Can a Language Model Paint?

May 14, 2026 · ai · Source ↗

TLDR

Builder iteratively prompts VLMs to paint stroke-by-stroke using Claude Opus/Sonnet and Mistral Large, testing whether process-driven generation feels more artistically sincere than one-shot output.

Frontier models (Claude Opus 4.6/4.7) produce recognizable images; smaller or older models like Mistral Large trend toward abstract scribbles unless given 50-stroke batches instead of 5.
VLMs fail at iterative fine-detail: a single bad stroke triggers cascading destruction, and the model then makes increasingly destructive repair attempts.
This mirrors LLM-assisted codebases: broad-stroke output is competent, but iterative fine edits near capability limits degrade the whole structure irreversibly.
The CLI app passes current canvas plus concept to a VLM loop; the model reasons per stroke and self-terminates when it judges the painting complete or hits a max stroke limit.
Output is still described by the author as “soulless derivative digital illustration” – iterative process did not produce the sincerity the experiment sought.

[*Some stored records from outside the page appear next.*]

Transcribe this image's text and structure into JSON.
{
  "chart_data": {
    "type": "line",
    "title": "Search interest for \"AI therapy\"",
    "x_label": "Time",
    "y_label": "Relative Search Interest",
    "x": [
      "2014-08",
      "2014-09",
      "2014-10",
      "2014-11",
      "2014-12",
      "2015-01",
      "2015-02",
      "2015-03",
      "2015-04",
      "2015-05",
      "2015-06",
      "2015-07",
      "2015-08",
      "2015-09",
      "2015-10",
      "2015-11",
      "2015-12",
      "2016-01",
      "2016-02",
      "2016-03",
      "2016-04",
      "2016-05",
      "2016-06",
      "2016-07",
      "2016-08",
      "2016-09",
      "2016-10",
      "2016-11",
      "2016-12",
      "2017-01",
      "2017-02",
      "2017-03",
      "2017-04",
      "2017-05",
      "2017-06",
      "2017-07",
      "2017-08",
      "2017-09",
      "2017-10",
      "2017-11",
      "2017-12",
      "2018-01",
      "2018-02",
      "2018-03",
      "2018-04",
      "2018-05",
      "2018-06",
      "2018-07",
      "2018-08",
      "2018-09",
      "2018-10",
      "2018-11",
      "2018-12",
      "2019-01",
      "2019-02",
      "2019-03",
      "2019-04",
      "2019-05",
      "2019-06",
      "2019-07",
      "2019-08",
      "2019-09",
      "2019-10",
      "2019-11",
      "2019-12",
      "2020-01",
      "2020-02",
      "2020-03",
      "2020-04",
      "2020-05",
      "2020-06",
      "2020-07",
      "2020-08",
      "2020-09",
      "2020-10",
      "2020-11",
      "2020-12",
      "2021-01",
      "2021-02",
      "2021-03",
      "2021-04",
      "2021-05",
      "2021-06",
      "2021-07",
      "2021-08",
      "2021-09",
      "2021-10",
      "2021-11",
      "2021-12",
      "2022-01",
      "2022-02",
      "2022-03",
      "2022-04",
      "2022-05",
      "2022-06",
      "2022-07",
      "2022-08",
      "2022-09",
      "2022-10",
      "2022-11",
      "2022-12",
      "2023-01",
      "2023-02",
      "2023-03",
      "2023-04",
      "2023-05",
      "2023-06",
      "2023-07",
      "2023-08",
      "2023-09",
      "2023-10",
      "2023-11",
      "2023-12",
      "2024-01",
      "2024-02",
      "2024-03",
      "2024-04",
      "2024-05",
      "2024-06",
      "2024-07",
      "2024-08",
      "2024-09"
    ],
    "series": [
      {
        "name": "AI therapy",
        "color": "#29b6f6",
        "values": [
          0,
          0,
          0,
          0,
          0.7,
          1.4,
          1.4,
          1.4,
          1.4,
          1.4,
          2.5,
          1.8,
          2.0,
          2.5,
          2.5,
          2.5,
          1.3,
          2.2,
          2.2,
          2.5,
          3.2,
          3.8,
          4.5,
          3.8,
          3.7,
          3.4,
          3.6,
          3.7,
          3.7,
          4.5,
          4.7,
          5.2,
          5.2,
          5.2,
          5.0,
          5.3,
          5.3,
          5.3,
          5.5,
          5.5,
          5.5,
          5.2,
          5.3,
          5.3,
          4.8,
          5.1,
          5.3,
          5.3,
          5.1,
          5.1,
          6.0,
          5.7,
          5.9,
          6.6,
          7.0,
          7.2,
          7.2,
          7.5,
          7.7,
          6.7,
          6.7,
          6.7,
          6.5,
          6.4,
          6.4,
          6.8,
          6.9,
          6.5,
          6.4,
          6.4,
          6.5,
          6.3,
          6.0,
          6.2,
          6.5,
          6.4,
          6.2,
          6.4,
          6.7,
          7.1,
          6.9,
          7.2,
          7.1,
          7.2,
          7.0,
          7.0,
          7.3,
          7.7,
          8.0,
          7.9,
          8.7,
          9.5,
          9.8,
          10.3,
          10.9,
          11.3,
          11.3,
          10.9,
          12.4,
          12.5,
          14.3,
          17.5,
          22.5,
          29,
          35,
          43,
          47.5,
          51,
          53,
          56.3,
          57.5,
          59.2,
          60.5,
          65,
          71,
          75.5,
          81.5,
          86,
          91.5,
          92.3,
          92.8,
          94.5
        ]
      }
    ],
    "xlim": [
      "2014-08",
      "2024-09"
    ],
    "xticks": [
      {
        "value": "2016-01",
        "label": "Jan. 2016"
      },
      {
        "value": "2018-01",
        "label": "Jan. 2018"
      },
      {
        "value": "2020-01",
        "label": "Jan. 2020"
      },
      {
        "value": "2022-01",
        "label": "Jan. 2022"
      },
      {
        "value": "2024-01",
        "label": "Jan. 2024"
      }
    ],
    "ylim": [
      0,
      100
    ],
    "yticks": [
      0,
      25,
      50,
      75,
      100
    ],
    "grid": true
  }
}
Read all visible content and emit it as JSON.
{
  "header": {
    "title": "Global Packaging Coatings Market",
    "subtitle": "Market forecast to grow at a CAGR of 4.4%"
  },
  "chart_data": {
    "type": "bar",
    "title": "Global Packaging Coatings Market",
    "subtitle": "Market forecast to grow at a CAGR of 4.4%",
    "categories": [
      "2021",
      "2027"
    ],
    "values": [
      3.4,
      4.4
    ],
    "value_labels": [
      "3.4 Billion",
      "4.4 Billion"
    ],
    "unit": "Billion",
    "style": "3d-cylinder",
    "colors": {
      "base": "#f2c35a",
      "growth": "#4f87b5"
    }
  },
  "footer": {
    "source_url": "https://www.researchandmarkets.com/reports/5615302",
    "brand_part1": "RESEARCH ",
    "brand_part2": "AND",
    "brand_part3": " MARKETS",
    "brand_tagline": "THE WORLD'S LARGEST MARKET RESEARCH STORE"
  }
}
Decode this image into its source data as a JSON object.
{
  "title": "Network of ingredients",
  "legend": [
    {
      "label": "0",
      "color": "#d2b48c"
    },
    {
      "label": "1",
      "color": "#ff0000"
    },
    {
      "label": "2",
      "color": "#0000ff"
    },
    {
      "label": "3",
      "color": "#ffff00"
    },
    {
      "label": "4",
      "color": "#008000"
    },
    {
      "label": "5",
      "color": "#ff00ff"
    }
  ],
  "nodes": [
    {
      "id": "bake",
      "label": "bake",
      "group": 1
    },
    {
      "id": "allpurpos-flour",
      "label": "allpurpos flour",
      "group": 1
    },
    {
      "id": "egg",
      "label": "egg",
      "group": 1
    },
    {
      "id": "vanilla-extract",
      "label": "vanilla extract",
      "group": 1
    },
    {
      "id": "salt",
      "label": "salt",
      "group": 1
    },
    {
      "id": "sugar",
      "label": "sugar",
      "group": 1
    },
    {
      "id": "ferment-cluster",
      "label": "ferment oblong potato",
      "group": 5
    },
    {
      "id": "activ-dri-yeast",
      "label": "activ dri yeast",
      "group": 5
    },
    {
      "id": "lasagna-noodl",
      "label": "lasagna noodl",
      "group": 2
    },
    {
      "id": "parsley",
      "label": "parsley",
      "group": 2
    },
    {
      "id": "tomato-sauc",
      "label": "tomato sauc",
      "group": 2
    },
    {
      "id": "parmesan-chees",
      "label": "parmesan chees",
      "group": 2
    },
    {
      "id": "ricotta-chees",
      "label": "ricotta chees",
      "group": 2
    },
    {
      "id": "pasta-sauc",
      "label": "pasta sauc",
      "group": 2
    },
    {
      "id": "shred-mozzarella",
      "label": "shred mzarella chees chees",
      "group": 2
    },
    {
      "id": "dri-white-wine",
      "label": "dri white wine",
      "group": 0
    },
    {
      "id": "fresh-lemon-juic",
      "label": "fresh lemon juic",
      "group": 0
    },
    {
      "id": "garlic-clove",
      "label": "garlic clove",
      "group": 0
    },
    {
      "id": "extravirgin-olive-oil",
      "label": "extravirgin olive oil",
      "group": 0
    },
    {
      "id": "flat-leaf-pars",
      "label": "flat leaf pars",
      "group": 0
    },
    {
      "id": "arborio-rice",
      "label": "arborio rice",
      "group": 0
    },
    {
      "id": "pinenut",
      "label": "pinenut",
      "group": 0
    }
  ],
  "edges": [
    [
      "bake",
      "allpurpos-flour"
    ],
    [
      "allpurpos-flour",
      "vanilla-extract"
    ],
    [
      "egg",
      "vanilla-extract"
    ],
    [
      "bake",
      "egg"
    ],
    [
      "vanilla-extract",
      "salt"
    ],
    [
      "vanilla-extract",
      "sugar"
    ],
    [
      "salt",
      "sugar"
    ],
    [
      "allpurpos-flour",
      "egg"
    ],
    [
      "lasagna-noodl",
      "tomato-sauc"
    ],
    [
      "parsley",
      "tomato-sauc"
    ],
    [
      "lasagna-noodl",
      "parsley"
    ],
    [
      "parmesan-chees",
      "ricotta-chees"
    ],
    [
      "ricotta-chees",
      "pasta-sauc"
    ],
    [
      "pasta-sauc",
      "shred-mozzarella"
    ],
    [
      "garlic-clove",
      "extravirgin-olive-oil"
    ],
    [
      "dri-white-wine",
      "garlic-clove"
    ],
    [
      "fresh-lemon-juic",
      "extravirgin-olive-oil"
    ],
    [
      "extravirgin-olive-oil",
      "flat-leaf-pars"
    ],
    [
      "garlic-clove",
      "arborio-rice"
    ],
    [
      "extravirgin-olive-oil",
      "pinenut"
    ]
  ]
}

Discussion is thin; the main concrete observation from commenters is that stroke-by-stroke LLM output looks more human-made than diffusion model output.
The imitation-vs-creation framing surfaced briefly but was not developed with technical depth.
A related resource was flagged: Simon Willison’s pelican-on-bicycle LLM progress tracker and Sam Collins’s “underdrawings” post on accurate text generation are relevant prior art.

@bizer: notes iterative paintings look more human-made than diffusion output – a concrete perceptual distinction worth testing further.
@baCist: “LLMs can draw… but they imitate, not create” – sharp framing of the ceiling the experiment hits.